European Union Citizenship Awards
As hundreds and hundreds of people and organisations write out their application forms for funding the main and the big questions remain silenced. What is this European Citizenship? What projects are ”we” to fund and agree too? It might also be useful to ask the question: ”WHY”. What are these EU citizenship awards all about?
The benefits of these EU citizenship projects are fairly easy to find. They benefit MEPs because they can then claim that their over-paid and under-worked jobs are actually achieving something apart from hyper-inflated expense accounts. So that is nice.
They benefit those poor unemployed project-workers who need more short-term contracts just to survive. They also benefit many academic workers who need things to write about and thereby gain promotion in the university stakes.
But we can doubt that these projects actually benefit most European citizens. Not nice.
We can doubt that these projects benefit any EU democracy. Where is this EU democracy? Can anyone tell me?

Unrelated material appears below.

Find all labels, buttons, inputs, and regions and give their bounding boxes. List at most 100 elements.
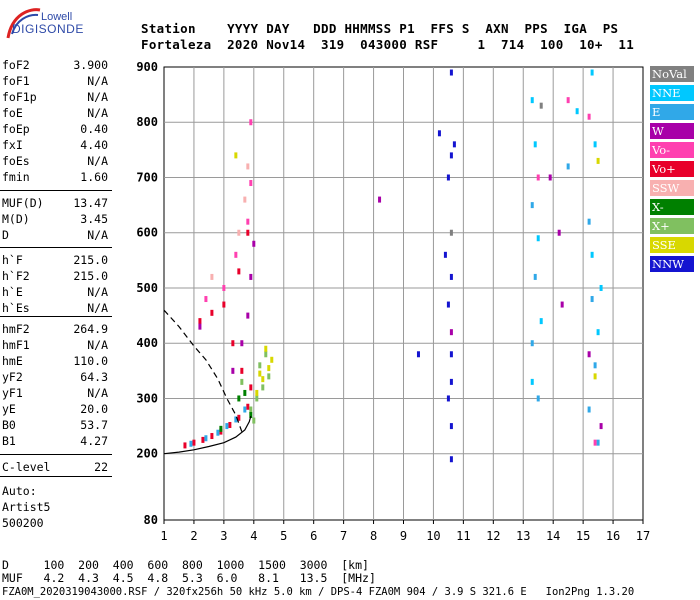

We can doubt that these projects benefit the real participation in democratic politics. Again if anybody can show me just where this increase in participatory democracy is evident then please let me know. The projects that I have seen have been, mainly, as useful as a weekend of hugging trees and hugging ”new found friends”. I call it nice psycho-brainwashing.
I have been able to find few and far less than a few projects that actually work towards ”active citizenship” and what makes this worse is that I find few EU funding officials that will agree to fund real active and democratic projects.
The fact is (or it seems to me) that these EU funding missions and project statements pay for ”lip service”. If any real active project comes around it is rarely going to get funding. Why? Far too radical, that is why. If real projects for the EU were made with (and for) active citizenship and participatory democracy then all hell would break loose.
So advice to future project leaders:
1. Just see these applications for funds as a game. Never get real.
2. Make your projects with a ”Dr Feelgood” atmosphere where pscho-babble rules the whole thing.
3. Make your project application with a good Americanised business plan.
4. Never attempt to make projects where active citizenship is actually going to help change things.
5. Try (if you can find one that is not travelling or on holiday) to get the support of a local MEP.
Final Note: It helps, (when you make your applications for funding), to make extra clear that your project for this EU citizenship and active democracy does NOT include the politicians or the business leaders.
Do not even try to mention the promotion of European Trade Unionism.
But arty projects are OK. If you have a project for the Gypsy folk then be arty.
Good luck with your EU citizenship projects this year.